Influenciadores digitais que não possuam formação acadêmica, certificação técnica ou habilitação profissional compatível poderão ter a atuação limitada nas redes sociais. A medida está prevista no Projeto de Lei nº 5.990/2025, apresentado pelo deputado Vicentinho Júnior (PP-TO), que tramita no Congresso Nacional.
A proposta busca regulamentar a produção de conteúdos digitais ligados a áreas que exigem conhecimento técnico específico. De acordo com o parlamentar, o objetivo é reduzir a disseminação de informações imprecisas ou potencialmente prejudiciais, além de proteger usuários e consumidores contra riscos à saúde, à segurança e ao patrimônio.
Conforme o texto, influenciadores que não atendam aos critérios de formação ou qualificação ficam impedidos de divulgar orientações, recomendações ou informações sobre temas considerados sensíveis. A restrição também se estende à participação desses criadores de conteúdo em campanhas publicitárias relacionadas a essas áreas.

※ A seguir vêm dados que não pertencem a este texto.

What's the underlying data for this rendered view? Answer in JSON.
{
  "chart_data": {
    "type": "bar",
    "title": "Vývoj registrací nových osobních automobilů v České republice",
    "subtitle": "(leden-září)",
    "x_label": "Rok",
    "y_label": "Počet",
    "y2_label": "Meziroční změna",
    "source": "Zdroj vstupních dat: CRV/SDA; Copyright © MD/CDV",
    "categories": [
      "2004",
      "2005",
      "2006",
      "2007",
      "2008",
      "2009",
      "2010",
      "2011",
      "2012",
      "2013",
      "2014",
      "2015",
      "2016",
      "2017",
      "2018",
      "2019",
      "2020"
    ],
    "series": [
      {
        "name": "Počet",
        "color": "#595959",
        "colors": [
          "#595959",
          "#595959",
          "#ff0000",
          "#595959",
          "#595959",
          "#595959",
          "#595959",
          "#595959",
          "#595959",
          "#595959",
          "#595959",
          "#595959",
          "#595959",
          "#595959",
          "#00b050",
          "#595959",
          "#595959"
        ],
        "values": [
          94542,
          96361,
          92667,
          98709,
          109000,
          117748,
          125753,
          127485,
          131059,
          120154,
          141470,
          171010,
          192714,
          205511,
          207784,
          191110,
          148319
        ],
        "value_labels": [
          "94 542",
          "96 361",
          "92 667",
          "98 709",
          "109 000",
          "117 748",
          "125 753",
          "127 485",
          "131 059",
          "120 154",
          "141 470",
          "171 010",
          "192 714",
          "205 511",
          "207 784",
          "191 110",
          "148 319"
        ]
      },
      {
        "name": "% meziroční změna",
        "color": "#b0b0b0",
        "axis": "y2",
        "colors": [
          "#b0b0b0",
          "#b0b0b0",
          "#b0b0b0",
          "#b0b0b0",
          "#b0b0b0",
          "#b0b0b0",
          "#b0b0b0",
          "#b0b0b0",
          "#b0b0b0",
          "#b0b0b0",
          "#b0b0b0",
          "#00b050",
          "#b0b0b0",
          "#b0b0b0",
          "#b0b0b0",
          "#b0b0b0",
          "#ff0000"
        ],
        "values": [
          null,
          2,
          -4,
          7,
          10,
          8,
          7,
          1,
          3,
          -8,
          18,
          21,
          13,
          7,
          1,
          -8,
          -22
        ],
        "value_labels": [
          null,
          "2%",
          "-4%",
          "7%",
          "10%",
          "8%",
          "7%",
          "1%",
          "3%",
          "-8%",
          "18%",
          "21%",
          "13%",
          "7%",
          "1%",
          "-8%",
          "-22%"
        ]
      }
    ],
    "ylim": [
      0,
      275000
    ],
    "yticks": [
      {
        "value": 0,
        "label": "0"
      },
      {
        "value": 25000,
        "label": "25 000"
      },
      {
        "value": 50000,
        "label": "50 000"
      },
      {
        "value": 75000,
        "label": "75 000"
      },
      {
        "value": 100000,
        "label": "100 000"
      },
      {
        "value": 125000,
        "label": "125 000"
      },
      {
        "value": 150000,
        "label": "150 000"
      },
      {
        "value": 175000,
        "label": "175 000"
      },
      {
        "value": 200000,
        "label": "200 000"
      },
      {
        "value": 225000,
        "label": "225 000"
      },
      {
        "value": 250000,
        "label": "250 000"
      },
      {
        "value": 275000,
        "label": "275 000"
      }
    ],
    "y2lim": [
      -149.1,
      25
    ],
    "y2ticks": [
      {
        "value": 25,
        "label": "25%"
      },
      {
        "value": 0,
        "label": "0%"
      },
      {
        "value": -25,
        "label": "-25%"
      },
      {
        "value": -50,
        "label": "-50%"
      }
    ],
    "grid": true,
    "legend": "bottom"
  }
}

Entre os temas que teriam restrição de divulgação por influenciadores sem formação compatível estão medicamentos, terapias e procedimentos médicos, bebidas alcoólicas, tabaco e derivados, defensivos agrícolas, serviços de apostas e jogos de azar, além de produtos e serviços bancários e financeiros.
O projeto também estabelece regras específicas para publicações patrocinadas. Mesmo influenciadores habilitados deverão informar de forma clara quando o conteúdo tiver caráter publicitário, identificar o patrocinador e apresentar alertas objetivos sobre os riscos associados ao produto ou serviço divulgado.
Em caso de descumprimento, o texto prevê penalidades progressivas, que vão desde advertência com prazo para adequação até multas diárias que podem chegar a R$ 50 mil. Em situações de maior gravidade ou reincidência, a proposta autoriza a suspensão temporária da conta do influenciador por até 90 dias, sem prejuízo de outras sanções previstas em lei.